For divisibility problems, always reduce powers using {modular cycles}. For expressions like \((a+\sqrt{b})^n\), use the {conjugate pair trick}.

Answer 1

The Correct Option is A

To determine whether both given statements are correct, we will analyze each statement individually:

Analysis of Statement 1: 

Statement 1 examines whether the expression \(2^{513} + 2^{013} + 8^{13} + 3^{13}\) is divisible by 7. We will test each term independently using properties of exponents and modular arithmetic.

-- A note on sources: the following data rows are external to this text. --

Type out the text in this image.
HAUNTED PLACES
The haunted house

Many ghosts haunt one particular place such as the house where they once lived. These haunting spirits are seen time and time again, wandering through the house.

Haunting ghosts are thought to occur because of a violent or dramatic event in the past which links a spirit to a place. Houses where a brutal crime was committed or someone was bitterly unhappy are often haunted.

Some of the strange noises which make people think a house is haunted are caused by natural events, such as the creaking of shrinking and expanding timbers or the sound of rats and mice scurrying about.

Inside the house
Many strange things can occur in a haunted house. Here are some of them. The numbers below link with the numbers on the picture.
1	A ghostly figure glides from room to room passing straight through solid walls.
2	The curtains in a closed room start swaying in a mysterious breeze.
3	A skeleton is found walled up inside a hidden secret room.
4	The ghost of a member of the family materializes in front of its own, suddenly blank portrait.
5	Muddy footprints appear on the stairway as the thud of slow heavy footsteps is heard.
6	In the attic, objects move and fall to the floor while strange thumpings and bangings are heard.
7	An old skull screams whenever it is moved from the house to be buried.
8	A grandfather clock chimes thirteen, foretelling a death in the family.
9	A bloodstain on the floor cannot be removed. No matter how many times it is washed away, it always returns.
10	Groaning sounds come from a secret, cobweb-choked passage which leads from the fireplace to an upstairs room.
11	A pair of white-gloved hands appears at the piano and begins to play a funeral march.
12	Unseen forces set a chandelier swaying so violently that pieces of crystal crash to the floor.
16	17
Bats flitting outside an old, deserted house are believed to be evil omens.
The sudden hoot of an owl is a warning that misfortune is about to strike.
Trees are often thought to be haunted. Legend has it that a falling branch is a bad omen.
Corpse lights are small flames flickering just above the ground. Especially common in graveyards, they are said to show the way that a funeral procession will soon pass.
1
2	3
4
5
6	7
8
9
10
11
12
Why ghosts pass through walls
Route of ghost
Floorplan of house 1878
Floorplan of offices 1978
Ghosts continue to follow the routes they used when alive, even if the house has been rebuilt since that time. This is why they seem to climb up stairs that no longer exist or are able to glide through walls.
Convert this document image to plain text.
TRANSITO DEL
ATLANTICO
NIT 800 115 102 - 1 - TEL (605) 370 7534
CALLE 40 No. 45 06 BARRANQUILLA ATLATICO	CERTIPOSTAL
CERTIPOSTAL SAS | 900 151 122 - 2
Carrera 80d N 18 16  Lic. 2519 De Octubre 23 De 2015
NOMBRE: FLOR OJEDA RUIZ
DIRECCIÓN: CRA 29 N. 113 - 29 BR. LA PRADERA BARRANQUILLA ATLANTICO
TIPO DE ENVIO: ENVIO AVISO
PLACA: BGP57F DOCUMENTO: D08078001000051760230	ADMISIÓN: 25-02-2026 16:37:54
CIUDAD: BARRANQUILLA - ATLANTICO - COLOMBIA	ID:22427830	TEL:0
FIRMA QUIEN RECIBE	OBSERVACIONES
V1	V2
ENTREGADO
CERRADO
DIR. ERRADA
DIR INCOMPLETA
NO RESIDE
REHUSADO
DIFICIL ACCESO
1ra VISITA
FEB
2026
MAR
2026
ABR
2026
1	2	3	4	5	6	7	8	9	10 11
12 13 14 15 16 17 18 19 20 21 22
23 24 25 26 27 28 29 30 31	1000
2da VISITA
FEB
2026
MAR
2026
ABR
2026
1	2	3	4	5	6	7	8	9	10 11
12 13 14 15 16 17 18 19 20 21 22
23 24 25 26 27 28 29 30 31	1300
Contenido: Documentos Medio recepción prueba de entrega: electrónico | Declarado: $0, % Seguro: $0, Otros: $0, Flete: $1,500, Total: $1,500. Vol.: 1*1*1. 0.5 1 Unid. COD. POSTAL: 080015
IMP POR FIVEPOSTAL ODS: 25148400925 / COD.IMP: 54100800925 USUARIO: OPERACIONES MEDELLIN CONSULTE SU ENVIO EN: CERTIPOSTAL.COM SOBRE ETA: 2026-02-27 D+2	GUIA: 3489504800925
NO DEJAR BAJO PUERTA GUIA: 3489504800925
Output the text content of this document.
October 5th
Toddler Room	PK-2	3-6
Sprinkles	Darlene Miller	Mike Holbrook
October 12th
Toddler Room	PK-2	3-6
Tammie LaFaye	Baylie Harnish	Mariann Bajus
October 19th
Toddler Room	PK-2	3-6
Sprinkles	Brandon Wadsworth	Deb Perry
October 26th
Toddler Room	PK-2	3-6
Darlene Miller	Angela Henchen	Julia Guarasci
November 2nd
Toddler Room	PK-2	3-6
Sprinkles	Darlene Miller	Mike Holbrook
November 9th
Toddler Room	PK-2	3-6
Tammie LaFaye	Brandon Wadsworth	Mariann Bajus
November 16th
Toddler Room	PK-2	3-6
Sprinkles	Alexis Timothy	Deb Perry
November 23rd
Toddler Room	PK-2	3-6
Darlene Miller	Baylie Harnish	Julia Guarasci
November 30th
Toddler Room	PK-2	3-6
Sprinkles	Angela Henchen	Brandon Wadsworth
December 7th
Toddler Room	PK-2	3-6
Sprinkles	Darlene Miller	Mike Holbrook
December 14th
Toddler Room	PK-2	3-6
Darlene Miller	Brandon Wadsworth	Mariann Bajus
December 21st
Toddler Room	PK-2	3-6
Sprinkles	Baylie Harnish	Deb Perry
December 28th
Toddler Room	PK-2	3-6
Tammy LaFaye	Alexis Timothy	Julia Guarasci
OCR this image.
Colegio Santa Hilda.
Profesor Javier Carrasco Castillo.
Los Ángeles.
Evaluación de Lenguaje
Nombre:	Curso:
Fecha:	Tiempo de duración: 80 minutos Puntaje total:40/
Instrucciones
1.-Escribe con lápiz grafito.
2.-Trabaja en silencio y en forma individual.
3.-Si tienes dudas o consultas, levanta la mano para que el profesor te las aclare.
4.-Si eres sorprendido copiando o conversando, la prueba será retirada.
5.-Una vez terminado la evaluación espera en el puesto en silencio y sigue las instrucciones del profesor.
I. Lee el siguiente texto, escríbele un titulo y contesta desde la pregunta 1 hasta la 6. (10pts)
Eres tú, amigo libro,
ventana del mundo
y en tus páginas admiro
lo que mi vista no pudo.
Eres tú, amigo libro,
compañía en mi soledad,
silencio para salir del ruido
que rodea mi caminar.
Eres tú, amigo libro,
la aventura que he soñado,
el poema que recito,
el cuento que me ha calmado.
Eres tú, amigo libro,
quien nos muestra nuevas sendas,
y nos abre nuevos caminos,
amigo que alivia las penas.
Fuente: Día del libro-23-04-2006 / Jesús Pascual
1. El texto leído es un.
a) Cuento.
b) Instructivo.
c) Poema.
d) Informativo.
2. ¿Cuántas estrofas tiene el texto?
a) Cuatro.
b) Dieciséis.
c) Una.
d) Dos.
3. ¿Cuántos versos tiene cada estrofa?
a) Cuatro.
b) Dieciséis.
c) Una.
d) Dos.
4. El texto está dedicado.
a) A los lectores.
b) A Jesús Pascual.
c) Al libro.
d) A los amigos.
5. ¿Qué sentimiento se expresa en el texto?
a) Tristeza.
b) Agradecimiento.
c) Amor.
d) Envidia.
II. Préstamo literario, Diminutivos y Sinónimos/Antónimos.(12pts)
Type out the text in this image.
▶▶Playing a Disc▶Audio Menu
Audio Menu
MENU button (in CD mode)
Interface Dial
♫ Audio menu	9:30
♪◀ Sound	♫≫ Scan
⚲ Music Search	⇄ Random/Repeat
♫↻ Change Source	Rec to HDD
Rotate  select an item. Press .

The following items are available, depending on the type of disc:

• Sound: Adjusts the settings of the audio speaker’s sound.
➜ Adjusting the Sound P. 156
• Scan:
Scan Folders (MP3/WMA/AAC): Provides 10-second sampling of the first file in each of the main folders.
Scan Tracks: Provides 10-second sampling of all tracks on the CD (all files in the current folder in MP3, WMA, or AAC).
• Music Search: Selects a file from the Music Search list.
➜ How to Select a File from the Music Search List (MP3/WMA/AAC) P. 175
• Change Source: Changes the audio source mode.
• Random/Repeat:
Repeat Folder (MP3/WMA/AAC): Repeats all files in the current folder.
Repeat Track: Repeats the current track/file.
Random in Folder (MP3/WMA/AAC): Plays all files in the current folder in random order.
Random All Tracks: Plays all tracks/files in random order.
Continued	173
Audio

1. First, notice that \(8 = 2^3\), allowing us to rewrite the expression: \(2^{513} + 2^{013} + (2^3)^{13} + 3^{13}\\) simplifies to \(2^{513} + 2^{013} + 2^{39} + 3^{13}\).
2. According to Fermat's Little Theorem, for any integer \(a\) not divisible by a prime \(p\), \(a^{p-1} \equiv 1 \pmod{p}\).
3. Applying this theorem for each base modulo 7:
   • The cycle for \(2^n \mod 7\) is [2, 4, 1] (with a repeating pattern every 3 terms). Thus, \(2^1 \equiv 2 \mod 7\\),\(2^2 \equiv 4 \mod 7\\),\(2^3 \equiv 1 \mod 7\).
   • Finding each term,
     • \(2^{513} \equiv 2^{(3 \times 171) + 0} \equiv 1 \mod 7\)
     • \(2^{013} \equiv 2^{(3 \times 4) + 1} \equiv 2 \mod 7\)
     • \(2^{39} \equiv 1^{13} \equiv 1 \mod 7\)
   • Similarly, the cycle for \(3^n \mod 7\) is [3, 2, 6, 4, 5, 1] (with a repeating pattern every 6). Hence, \(3^{13} \equiv 3^1 \equiv 3 \mod 7\).

Summing these terms modulo 7, \((1+2+1+3) \equiv 7 \equiv 0 \mod 7.\) Thus, Statement 1 is correct.

Analysis of Statement 2:

Statement 2 assesses the parity (odd/even) of the integral part of \((7+4\sqrt{3})^{25}\).

1. Define \( a_n = (7 + 4\sqrt{3})^n + (7 - 4\sqrt{3})^n\).
2. The terms \((7 + 4\sqrt{3})\) and \((7 - 4\sqrt{3})\) are conjugates, causing cancels in irrational part of \(a_n\).
3. For large \(n\), the term \((7 - 4\sqrt{3})^n\) is negligible. Therefore, the dominant term \((7 + 4\sqrt{3})^n\) dictates the floor integer.
4. From the properties of \(a_n\), observe that \(a_n\) is always an integer satisfying \(a_n \equiv 2 \mod 4\), hence odd.

The validity of statement 2 being odd is confirmed. Therefore, Statement 2 is also correct.

Conclusion:

Both statements are correct. Thus, the correct answer is: Both Statements are correct.